Fires across California and elsewhere worsen asthma and can lead to long-term health problems including heart disease, lung disease and cancer, they noted.
And climate hazards have already affected mental health. “For instance, depression and post-traumatic stress disorder were reported after storms in the United States, floods in the United Kingdom and heat waves in France,” they wrote. Loss of sea ice has led to depression among Inuit people who have increasing trouble hunting and fishing.
“Every single aspect of human life was impacted — the food and water you eat and drink, the air. It’s making people more vulnerable to violence and forcing people out of their homes. How much of a horror movie do you want?” Mora said.
And these are things that have already happened. “I think that it is already pretty bad. Just ask the people in California and Florida,” Mora said. “Now the choices are bad or terrible.”
The rise of sea levels gets much of the attention that is focused on climate change, but other disasters are already occurring and will become more common, affecting people on every continent whether they live on the coasts or inland. “The evidence is pretty loud and clear,” Mora said.
“This is what we are doing to ourselves by being so careless with the release of greenhouse gases. That, to me, is the definition of stupidity: doing something that you know will hurt you.”

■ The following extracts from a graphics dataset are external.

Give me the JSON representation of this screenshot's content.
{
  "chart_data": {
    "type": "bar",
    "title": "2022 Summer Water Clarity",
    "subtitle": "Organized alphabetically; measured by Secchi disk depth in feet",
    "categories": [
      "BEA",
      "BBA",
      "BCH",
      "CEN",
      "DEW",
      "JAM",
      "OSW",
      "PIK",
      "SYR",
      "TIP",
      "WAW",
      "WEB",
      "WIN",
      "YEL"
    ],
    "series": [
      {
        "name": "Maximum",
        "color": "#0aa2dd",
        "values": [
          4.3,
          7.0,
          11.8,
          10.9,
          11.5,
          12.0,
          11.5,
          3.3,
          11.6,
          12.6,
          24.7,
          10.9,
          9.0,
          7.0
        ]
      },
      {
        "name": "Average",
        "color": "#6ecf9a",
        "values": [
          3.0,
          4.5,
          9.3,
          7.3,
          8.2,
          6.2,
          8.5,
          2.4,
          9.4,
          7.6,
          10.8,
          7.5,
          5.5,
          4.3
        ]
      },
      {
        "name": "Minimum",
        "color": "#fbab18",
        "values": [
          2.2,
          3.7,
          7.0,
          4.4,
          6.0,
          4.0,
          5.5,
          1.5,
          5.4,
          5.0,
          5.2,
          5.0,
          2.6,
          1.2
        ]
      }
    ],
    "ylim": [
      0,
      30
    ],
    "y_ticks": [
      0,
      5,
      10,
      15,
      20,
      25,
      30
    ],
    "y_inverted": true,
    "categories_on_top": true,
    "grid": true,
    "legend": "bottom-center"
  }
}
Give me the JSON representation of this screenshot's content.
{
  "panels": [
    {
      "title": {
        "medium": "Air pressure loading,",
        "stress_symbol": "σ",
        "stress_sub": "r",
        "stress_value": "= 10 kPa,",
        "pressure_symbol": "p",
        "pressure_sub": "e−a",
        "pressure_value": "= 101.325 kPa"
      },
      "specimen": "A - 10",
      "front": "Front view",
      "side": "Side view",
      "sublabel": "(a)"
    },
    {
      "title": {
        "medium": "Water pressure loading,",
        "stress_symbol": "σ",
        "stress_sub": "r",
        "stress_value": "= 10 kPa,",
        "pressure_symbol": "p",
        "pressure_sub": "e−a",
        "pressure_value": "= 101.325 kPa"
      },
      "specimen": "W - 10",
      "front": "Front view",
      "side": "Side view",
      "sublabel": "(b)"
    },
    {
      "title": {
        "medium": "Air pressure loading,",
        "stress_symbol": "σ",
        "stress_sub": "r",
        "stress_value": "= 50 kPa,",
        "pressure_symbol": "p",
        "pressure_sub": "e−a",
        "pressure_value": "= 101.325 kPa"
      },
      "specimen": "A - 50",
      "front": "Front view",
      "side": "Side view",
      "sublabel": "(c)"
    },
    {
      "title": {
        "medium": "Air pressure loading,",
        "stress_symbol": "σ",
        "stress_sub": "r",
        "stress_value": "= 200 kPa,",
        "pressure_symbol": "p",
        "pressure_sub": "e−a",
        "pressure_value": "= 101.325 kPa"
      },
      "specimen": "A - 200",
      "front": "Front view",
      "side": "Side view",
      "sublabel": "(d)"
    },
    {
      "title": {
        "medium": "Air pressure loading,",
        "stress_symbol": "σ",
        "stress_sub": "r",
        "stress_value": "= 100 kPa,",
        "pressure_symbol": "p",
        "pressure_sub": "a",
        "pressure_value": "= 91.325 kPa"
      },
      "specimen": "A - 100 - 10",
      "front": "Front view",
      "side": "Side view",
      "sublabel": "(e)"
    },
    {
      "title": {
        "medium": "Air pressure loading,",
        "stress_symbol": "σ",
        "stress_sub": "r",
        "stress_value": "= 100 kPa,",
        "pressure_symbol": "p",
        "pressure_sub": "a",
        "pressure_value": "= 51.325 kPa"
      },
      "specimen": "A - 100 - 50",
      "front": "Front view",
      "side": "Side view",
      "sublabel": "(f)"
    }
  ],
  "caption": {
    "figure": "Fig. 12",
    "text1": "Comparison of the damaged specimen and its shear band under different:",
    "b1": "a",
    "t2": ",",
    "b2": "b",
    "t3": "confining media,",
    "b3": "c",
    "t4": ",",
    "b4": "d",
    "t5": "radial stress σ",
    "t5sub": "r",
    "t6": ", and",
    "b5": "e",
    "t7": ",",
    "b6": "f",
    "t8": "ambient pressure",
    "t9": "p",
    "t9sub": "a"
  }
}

But, he said, there are solutions.
“I am very optimistic that it can be reversed altogether,” he said. “Not only do we have the technology to reduce emissions, but we can restore the ecosystems of the planet.”
One example: planting trees. For instance, depending on the species, one tree planted in Hawaii can pull a ton of carbon out of the atmosphere in 10 years, because trees take up carbon dioxide.
“It is not just about turning out the lights or walking instead of driving,” Mora said.
So the university began a challenge to try to encourage people to plant trees to offset their own energy use. The idea came from Mora’s 11-year-old daughter Asryelle Mora Rollo. The university held an event over the weekend to gauge public interest.
“Nearly 200 people came to set the record of planting 1,000 trees in one day. We ended up doing it in just two hours,” Mora said. “For the USA that could mean upwards of billions of trees if everyone does their small contribution,” he added.